ARM-software / mango

Parallel Hyperparameter Tuning in Python
Apache License 2.0
335 stars 40 forks source link

Voting classifier #107

Closed VEZcoding closed 11 months ago

VEZcoding commented 1 year ago

Is it possible to use mango with Voting classifier? And tune parameters for each classifier that takes part in the ensamble.

sandeep-iitr commented 1 year ago

Yes, it should be very easy to do this task. One approach is where the voting classifier can use a parameter space for each classifier task like say [0 to 1], and based on the parameter values, the ensemble is created using all the classifiers. The accuracy/loss of the ensemble can help Mango to find optimal parameters for the voting classifier. I can help more if you can share more context into your problem.

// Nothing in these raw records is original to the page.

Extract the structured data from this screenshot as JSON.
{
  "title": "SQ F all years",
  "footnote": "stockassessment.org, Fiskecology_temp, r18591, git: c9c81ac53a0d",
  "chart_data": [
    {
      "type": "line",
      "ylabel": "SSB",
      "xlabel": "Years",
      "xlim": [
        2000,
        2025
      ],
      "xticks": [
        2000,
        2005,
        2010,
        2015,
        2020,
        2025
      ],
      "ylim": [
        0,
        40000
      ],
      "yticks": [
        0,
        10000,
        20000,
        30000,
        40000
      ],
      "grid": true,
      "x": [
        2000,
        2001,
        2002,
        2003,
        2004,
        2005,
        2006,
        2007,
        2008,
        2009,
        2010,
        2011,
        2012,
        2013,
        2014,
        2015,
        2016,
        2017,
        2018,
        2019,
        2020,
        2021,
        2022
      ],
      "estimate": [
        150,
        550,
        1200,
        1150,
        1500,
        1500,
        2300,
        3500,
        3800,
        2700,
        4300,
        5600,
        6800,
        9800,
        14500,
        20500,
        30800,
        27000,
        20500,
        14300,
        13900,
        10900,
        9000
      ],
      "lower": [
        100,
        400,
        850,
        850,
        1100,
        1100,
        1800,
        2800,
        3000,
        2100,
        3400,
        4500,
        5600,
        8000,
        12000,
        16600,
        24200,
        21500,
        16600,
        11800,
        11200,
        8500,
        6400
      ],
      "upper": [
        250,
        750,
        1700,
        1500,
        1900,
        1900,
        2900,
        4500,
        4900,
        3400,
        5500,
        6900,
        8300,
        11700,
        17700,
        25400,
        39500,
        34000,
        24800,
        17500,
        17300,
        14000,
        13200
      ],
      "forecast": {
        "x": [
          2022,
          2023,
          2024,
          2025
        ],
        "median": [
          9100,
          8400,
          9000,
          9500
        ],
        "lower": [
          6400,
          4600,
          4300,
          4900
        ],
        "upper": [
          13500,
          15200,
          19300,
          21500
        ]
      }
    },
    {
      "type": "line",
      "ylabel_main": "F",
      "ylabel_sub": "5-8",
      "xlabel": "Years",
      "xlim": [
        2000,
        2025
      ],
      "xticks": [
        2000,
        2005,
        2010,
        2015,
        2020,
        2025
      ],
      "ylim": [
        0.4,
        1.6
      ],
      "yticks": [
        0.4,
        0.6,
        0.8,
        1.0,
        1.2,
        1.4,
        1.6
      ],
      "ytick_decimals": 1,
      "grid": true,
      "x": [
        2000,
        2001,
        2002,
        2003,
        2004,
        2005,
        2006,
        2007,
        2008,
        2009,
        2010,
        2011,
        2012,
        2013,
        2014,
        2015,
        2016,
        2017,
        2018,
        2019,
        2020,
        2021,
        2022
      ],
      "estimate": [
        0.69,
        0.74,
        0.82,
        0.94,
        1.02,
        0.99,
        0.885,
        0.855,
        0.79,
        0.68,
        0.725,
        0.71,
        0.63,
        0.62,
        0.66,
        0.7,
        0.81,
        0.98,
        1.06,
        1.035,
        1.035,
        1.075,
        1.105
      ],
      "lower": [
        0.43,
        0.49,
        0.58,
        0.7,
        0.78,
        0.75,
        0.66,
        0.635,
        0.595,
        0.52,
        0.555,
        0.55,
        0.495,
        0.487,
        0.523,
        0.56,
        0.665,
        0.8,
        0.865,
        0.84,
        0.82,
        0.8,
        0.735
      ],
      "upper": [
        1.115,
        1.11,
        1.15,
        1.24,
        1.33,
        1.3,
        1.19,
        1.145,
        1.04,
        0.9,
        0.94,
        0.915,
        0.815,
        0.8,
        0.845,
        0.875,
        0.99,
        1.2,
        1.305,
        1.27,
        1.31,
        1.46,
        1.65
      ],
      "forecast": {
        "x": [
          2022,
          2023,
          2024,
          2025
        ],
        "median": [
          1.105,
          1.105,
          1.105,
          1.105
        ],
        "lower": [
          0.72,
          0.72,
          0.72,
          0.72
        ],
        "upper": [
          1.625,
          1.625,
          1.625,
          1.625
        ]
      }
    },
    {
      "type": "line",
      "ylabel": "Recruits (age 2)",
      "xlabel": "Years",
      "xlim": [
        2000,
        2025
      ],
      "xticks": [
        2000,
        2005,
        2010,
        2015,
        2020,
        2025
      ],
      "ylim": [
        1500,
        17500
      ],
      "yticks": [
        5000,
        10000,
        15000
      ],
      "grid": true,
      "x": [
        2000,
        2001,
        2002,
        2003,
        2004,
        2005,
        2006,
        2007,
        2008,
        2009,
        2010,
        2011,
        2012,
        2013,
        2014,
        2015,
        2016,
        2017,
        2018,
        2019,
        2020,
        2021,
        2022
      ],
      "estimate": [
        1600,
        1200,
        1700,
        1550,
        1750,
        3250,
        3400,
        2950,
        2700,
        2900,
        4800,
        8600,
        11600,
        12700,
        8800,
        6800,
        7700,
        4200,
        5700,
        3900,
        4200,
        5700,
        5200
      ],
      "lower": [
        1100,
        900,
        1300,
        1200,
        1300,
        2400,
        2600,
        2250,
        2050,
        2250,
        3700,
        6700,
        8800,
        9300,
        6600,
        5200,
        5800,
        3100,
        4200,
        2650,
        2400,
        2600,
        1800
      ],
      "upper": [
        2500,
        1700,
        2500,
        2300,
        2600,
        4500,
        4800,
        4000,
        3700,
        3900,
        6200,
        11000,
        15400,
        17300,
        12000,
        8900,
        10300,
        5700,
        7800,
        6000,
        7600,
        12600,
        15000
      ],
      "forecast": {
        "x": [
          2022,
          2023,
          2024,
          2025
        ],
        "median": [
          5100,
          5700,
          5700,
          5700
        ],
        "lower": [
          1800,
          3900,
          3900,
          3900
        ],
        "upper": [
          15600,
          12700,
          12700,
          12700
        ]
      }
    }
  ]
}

VEZcoding commented 1 year ago

Hey!

I figured it out, you cant gridsearch estimators in voting classifiers and their parameters. It would fail for example only testing RF and XGB if you also parse LR parameters. But I am not sure why it takes so much more time than for example scikit-learn grid search in a dataframe 1000rows 300 columns. It takes 80 seconds/iteration. And not filling all jobs allocated

clf_rf = RandomForestClassifier()
clf_xgb = xgb.XGBClassifier()
clf_lr = LogisticRegression()
param_space = {'rf__n_estimators': [10, 100, 1000], 'xgb__n_estimators': [10, 100, 1000]}
clf = VotingClassifier(estimators=[('rf', clf_rf), ('xgb', clf_xgb), ('lr', clf_lr)])
@scheduler.parallel(n_jobs=10)
def objective(**params):
    global X_train, y_train, clf
    clf = clf.set_params(**params)
    score = cross_val_score(clf, X_train, y_train, scoring='accuracy').mean()
    return score

tuner = Tuner(param_space, objective, dict(num_iteration=4, initial_random=10))
results = tuner.maximize()
sandeep-iitr commented 11 months ago

Were you able to resolve this issue?